Tuberculosis Diagnosis Information
Any individual with a newly identified positive test for TB infection should be evaluated for TB disease with a medical examination and a chest x-ray. If the initial chest x-ray is negative for active TB disease and the person has no symptoms consistent with active TB, the individual should be evaluated for treatment of LTBI. If a CXR was done within three months of start of LTBI treatment and was normal, a repeat CXR may not be necessary. If a decision is made not to treat the individual, further follow-up with periodic chest x-rays is generally not indicated. An individual with TB symptoms or an abnormal chest x-ray should be appropriately evaluated with sputum smear and culture and other tests as indicated. Active TB (pulmonary or extrapulmonary) should be ruled out before treatment for LTBI is started.
When to Suspect TB Disease
TB is a disease caused by Mycobacterium tuberculosis. TB disease should be suspected in persons who have the following symptoms:
- Fever
- Fatigue
- Unexplained weight loss
- Loss of appetite
- Night sweats
If TB disease is in the lungs (pulmonary), symptoms may include:
- Persistent coughing
- Hemoptysis (coughing up blood)
- Chest pain
If TB disease is in other parts of the body (extrapulmonary), symptoms will depend on the area affected.
How to Evaluate Persons Suspected of Having TB Disease
A complete medical evaluation for TB includes the following:
-
Medical History
Clinicians should ask about the patient’s history of TB exposure, past infection, or disease. It is also important to consider demographic factors (e.g., country of origin, age, ethnic or racial group, occupation) that may increase the patient’s risk for exposure to TB or to drug-resistant TB. Also, clinicians should determine whether the patient has medical conditions, especially HIV infection, that increase the risk of latent TB infection progressing to TB disease. - Physical Examination
A physical exam can provide valuable information about the patient’s overall condition and other factors that may affect how TB is treated, such as HIV infection or other illnesses. - Test for TB Infection
The Mantoux tuberculin skin test (TST) or the special TB blood test can be used to test for M. tuberculosis infection. Additional tests are required to confirm TB disease. The Mantoux tuberculin skin test is performed by injecting a small amount of fluid called tuberculin into the skin in the lower part of the arm.
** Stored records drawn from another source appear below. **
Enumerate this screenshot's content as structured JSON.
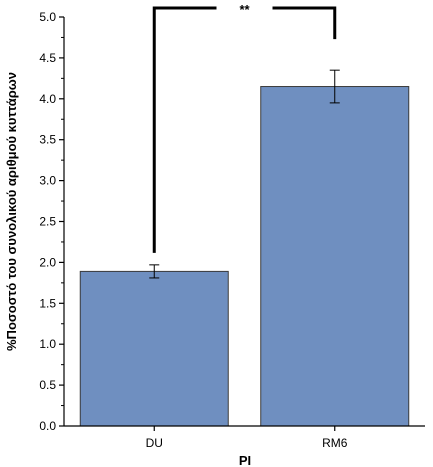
{
  "chart_data": {
    "type": "bar",
    "categories": [
      "DU",
      "RM6"
    ],
    "values": [
      1.89,
      4.15
    ],
    "errors": [
      0.08,
      0.2
    ],
    "xlabel": "PI",
    "ylabel": "%Ποσοστό του συνολικού αριθμού κυττάρων",
    "ylim": [
      0,
      5
    ],
    "yticks": [
      "0.0",
      "0.5",
      "1.0",
      "1.5",
      "2.0",
      "2.5",
      "3.0",
      "3.5",
      "4.0",
      "4.5",
      "5.0"
    ],
    "bar_color": "#6f8fc0",
    "bar_edge_color": "#3a3a3a",
    "grid": false,
    "significance": {
      "label": "**",
      "between": [
        "DU",
        "RM6"
      ]
    }
  }
}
The test is read within 48 to 72 hours by a trained healthcare worker, who looks for a reaction (induration) on the arm.
The special TB blood test measures the patient’s immune system reaction to M. tuberculosis. - Chest Radiograph
A posterior-anterior chest radiograph is used to detect chest abnormalities. Lesions may appear anywhere in the lungs and may differ in size, shape, density, and cavitation. These abnormalities may suggest TB, but cannot be used to definitively diagnose TB. However, a chest radiograph may be used to rule out the possibility of pulmonary TB in a person who has had a positive reaction to a TST or special TB blood test and no symptoms of disease. - Diagnostic Microbiology
The presence of acid-fast-bacilli (AFB) on a sputum smear or other specimen often indicates TB disease. Acid-fast microscopy is easy and quick, but it does not confirm a diagnosis of TB because some acid-fast-bacilli are not M. tuberculosis. Therefore, a culture is done on all initial samples to confirm the diagnosis. (However, a positive culture is not always necessary to begin or continue treatment for TB.) A positive culture for M. tuberculosis confirms the diagnosis of TB disease. Culture examinations should be completed on all specimens, regardless of AFB smear results. Laboratories should report positive results on smears and cultures within 24 hours by telephone or fax to the primary healthcare provider and to the Rhode Island TB program, as required by law. - Drug Resistance
For all patients, the initial M. tuberculosis isolate should be tested for drug resistance. It is crucial to identify drug resistance as early as possible to ensure effective treatment. Drug susceptibility patterns should be repeated for patients who do not respond adequately to treatment or who have positive culture results despite 3 months of therapy. Susceptibility results from laboratories should be promptly reported to the primary healthcare provider and the Rhode Island TB program.